Glycosaminoglycan accumulation, composition, and synthesis in developing WT, Fgfr2^C342Y/+, and Fgfr2^C342Y/C342Y palates. (A) GAG accumulation during palate development (a, P < 0.001; b, P < 0.02; c, P < 0.001). (B) Compared with WT, Fgfr2^C342Y/C342Y palates have less total GAG accumulation in the anterior (a, P < 0.05) and posterior (b, P < 0.02) regions at E14.25. (C–E) WT (C) and Fgfr2^C342Y/+ (D) palates show increased Alcian blue staining compared with Fgfr2^C342Y/C342Y (E) in the posterior region at E14.5 (representative of three embryos for each genotype). (F) Decreased GalN composition is seen in both regions of the Fgfr2^C342Y/C342Y palate at E14.25 compared with WT (a, P < 0.04; b, P < 0.02). (G) GalN/GlcN ratio in whole palatal shelves. All genotypes have a decreased ratio of GalN/GlcN in the whole palate just before elevation (E14.25; a, P < 0.001), and the Fgfr2^C342Y/C342Y GalN/GlcN ratio is further decreased compared with WT at E14.25 (b, P < 0.01). At E14.5, all genotypes show an increased GalN/GlcN ratio (c, P < 0.001), and the Fgfr2^C342Y/C342Y GalN/GlcN ratio is further increased compared with WT (d, P < 0.02). (H) Has2 expression was decreased in the posterior region of the Fgfr2^C342Y/C342Y palate compared with WT at E14.25 (a, P < 0.05).
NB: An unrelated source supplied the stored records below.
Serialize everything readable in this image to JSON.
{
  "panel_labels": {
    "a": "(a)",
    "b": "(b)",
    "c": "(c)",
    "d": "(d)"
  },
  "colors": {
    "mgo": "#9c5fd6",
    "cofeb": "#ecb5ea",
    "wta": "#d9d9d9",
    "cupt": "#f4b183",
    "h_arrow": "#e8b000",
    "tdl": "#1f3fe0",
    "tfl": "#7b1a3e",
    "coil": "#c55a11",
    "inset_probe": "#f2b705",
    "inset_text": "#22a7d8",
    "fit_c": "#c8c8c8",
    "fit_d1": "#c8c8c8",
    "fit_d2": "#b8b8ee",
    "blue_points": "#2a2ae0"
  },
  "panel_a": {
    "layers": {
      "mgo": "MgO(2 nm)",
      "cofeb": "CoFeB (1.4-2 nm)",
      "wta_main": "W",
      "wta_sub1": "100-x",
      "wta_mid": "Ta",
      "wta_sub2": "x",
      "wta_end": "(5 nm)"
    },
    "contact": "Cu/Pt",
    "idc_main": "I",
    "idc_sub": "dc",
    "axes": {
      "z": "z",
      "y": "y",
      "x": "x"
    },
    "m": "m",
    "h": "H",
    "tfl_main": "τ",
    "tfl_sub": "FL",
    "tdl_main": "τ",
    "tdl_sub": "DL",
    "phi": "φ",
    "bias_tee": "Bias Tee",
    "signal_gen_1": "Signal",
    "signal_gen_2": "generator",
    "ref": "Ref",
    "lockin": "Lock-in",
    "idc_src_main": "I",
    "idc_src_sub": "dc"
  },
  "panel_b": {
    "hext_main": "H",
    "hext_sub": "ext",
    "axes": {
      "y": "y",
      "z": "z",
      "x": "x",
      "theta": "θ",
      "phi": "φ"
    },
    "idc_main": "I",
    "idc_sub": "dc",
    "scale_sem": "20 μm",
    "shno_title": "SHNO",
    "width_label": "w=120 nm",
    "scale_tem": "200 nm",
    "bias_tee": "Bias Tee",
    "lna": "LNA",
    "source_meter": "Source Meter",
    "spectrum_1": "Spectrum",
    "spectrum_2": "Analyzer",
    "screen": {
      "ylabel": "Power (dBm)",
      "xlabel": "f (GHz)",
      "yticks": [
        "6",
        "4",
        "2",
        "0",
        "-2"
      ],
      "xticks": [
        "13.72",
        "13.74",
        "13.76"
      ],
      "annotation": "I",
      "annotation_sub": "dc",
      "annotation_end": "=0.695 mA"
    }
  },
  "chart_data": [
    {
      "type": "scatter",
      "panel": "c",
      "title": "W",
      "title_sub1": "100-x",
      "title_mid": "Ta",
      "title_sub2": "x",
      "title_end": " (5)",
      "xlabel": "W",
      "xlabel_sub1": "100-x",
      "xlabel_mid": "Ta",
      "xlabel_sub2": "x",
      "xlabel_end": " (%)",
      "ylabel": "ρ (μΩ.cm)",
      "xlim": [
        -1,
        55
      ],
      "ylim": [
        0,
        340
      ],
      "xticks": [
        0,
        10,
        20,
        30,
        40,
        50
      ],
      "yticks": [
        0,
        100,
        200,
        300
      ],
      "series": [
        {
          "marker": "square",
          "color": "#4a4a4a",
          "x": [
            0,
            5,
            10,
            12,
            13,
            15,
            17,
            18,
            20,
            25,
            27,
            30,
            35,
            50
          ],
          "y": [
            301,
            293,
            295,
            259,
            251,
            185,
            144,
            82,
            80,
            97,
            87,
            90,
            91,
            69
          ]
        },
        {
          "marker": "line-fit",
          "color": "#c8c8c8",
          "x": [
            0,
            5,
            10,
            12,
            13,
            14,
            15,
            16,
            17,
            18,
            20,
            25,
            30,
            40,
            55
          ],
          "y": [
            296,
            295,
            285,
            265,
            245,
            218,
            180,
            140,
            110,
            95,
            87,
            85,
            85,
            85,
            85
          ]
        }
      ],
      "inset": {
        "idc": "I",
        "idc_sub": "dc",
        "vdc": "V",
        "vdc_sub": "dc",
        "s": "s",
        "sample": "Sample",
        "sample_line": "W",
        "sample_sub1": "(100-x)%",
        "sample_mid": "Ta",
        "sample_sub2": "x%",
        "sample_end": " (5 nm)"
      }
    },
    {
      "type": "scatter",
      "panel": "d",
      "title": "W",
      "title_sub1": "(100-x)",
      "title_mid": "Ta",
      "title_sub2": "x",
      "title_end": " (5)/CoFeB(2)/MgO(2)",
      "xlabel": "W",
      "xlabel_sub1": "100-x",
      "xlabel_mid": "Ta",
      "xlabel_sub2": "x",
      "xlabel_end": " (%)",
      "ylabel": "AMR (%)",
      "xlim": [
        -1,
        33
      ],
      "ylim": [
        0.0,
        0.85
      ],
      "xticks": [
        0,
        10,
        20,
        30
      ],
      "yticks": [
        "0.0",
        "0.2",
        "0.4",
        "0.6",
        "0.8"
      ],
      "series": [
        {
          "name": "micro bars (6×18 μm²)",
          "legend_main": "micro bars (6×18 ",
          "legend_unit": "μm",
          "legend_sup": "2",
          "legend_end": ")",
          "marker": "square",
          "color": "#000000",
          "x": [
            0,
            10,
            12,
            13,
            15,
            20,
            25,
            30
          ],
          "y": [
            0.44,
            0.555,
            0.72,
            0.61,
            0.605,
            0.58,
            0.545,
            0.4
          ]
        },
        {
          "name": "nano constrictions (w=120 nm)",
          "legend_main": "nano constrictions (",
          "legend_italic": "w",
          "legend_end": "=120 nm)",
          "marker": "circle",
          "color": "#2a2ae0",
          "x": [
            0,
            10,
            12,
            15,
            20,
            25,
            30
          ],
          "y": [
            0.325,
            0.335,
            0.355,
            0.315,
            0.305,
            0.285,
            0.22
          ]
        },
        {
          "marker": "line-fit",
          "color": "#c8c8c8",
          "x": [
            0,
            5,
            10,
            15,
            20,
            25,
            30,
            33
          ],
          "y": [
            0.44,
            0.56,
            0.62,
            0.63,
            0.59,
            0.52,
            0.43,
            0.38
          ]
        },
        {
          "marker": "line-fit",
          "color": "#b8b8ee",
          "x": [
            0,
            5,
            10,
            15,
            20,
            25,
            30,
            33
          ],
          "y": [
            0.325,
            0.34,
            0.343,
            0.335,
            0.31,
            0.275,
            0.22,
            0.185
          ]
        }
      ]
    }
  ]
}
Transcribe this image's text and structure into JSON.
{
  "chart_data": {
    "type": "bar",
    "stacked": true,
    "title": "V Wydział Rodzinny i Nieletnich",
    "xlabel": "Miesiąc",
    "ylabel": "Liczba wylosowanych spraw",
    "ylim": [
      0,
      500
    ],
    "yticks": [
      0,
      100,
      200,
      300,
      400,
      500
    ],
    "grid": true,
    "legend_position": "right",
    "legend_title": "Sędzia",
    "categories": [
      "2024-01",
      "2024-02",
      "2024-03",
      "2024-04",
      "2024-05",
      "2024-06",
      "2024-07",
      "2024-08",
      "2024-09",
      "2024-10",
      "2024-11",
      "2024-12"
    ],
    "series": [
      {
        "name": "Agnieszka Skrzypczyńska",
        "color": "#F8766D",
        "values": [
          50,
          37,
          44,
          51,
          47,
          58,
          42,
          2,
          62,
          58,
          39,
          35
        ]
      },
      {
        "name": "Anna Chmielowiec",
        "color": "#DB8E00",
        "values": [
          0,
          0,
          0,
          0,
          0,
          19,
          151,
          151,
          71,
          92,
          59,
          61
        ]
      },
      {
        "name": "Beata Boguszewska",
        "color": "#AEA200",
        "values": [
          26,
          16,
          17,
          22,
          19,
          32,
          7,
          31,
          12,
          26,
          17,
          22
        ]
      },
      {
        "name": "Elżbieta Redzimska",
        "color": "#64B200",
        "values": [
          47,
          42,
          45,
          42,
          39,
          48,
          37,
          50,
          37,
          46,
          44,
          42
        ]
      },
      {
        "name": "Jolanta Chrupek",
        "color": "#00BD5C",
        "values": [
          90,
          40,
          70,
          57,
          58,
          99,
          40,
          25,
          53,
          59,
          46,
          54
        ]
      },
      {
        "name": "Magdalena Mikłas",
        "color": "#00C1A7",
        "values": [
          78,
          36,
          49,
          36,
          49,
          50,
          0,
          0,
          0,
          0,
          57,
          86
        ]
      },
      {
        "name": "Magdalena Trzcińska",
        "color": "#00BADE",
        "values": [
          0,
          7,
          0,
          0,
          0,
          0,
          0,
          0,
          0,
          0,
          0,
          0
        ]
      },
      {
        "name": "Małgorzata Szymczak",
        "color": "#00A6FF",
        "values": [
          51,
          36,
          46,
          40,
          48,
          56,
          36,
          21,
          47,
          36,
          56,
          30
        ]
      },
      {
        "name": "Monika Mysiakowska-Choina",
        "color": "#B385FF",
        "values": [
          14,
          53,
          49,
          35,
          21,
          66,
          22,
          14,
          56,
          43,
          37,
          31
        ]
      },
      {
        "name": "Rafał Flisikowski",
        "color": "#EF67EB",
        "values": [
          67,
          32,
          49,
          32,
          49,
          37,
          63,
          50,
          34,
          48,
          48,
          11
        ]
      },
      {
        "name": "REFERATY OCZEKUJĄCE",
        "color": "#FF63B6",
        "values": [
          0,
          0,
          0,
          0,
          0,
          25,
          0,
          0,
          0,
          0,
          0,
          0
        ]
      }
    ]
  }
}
Black bars, WT; gray bars, Fgfr2^C342Y/+; white bars, Fgfr2^C342Y/C342Y.

Fig. 5.

FGF signaling and palate development: In vitro FGF signaling manipulation in WT palate and qPCR studies in WT and Fgfr2^C342Y/C342Y posterior palates. (A) WT palate explant cultures treated with FGF2 (1 μg/mL) or PD173074 (2 μM) exhibited cleft palate (arrows) compared with the fused palates of untreated and DMSO-treated control palates. (B) Compared with WT, the posterior palates of Fgfr2^C342Y/C342Y mice exhibit a 2-fold increase in relative expression of Fgfr2c at E15.5 (a, P < 0.02; n = 4 or more), but no differences at earlier time points. (C) Barx1 expression in the Fgfr2^C342Y/C342Y posterior palate increases greater than 2.5-fold (a, P < 0.05) at E14.25 (n = 7 or more). (D) Expression of Spry2 is decreased in Fgfr2^C342Y/C342Y mouse compared with WT at E15.5 (a, P < 0.04, n = 4 or more). (E) Expression of Spry4 is decreased throughout palate development (a, P < 0.01; b, P < 0.01; c, P < 0.03; n = 4 or more). Black bars, WT; white bars, Fgfr2^C342Y/C342Y.